Cirrus snorted. "Your people? Dude, you're a half-breed." Bolstered by the way Micah failed to hide his flinch, she sat up on her knees, wiping her arm across her face. "You don't belong here any more than I do."

An arrow whistled through the darkness. Shrieking, Cirrus's head whipped to the side, a comet tail of blood arcing after her from a slash across her cheek.

Chamomile had moved in a flash to Micah's side; the string of her bow still vibrated. "Watch it, you stupid little girl. That's Lord Heartwood you're speaking to. You will address him with respect."

A hysterical chortle fell from Cirrus's mouth. "Are you for real? This…this place is such a joke!"

"Cirrus." Micah crouched before her, his amethyst gaze grave. "Cooperating with me will be for your own benefit."

"Fuck you, Micah!" Despite the vitriol of her snarl, fresh tears streamed down her cheeks. "Fuck your stupid elitist fake nice bullshit. I wish I'd killed you!"

Hostility rose like hackles among the gathering; Andrew's seax crossed slightly over Lord Heartwood. Fiona growled, the sound so low that it rumbled the silt beneath Cirrus. The Folk bared serrated, silver teeth and hisses caught on the wind, swirling with the firelight until it felt like Cirrus was in a vacuum with the unsettling sounds.

Micah sighed through his nostrils, brow pinched with pity. "When I met you, you just wanted to live in a fairytale. You were so whimsical and passionate. I refuse to believe this was all some long con designed to get close to me so you could fuck me up."
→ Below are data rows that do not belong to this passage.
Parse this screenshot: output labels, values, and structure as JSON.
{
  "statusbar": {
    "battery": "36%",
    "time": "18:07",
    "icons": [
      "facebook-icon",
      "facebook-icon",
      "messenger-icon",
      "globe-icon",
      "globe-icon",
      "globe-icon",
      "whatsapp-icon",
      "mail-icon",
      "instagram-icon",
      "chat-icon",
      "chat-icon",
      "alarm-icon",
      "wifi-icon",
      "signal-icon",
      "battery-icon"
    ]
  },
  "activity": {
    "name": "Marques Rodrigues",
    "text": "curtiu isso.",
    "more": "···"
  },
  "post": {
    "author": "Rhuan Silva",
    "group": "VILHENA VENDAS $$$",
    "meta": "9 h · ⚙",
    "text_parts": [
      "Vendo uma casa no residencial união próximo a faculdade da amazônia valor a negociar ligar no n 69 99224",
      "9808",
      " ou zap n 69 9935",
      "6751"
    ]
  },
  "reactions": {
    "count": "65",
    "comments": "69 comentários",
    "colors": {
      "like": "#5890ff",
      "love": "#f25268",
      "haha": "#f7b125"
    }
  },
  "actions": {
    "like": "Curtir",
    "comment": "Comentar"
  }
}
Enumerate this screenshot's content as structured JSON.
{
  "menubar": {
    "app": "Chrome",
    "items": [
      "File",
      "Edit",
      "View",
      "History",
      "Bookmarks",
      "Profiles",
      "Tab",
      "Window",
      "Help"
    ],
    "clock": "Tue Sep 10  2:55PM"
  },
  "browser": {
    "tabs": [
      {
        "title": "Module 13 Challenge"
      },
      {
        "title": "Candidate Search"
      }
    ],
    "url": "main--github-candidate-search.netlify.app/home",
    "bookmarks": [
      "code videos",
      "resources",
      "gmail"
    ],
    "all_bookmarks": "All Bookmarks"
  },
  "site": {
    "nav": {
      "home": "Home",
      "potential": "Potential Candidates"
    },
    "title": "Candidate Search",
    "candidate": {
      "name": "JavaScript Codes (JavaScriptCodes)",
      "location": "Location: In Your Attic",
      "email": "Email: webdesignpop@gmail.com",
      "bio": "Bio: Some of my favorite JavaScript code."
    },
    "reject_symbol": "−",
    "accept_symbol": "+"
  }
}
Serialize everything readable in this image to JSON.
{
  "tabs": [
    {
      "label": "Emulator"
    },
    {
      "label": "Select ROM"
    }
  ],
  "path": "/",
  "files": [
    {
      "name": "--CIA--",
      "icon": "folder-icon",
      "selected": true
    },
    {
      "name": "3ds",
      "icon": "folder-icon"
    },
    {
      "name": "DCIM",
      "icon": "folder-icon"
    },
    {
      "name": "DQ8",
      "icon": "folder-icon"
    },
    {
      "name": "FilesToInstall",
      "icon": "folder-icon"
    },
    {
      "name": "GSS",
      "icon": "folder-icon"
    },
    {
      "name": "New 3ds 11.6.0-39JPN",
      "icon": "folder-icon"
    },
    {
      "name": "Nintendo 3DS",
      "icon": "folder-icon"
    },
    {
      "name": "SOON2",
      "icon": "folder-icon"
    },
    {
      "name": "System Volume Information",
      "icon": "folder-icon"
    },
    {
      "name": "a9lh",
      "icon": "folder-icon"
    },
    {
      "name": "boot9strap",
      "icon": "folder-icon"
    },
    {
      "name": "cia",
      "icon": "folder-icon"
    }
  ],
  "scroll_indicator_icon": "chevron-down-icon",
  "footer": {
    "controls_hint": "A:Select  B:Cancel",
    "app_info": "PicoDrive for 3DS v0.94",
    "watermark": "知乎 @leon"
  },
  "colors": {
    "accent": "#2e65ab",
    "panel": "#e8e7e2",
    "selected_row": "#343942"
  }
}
Cirrus snorted. There was a strangled hiccup caught in the derisive sound. "Like I'm gonna tell you anything!"

Amused, Micah's lips twitched. He tilted his head so the undying nightshade blossoms fixed to the bobcat skull in his crown fluttered in the low light. "You misunderstand. I'm not asking for your sob story because I care. But it will help determine your fate tonight."

The girl jerked back as if he'd struck her. "You—You wouldn't kill me…"

Micah tipped his chin down, causing the firelight to flash through his eyes like chips of molten jewels. "Have you no imagination?"

Cirrus shuddered. "What?"

"Death is nowhere near the worst thing we can do to you." He smiled. No trace of humanity warmed his features. The streak of his lips were more like blood.

An animal terror gripped Cirrus down to the marrow in her bones. Her power was slipping through her fingers. She wanted—needed to keep it. Her power was all she had left. All that made her important.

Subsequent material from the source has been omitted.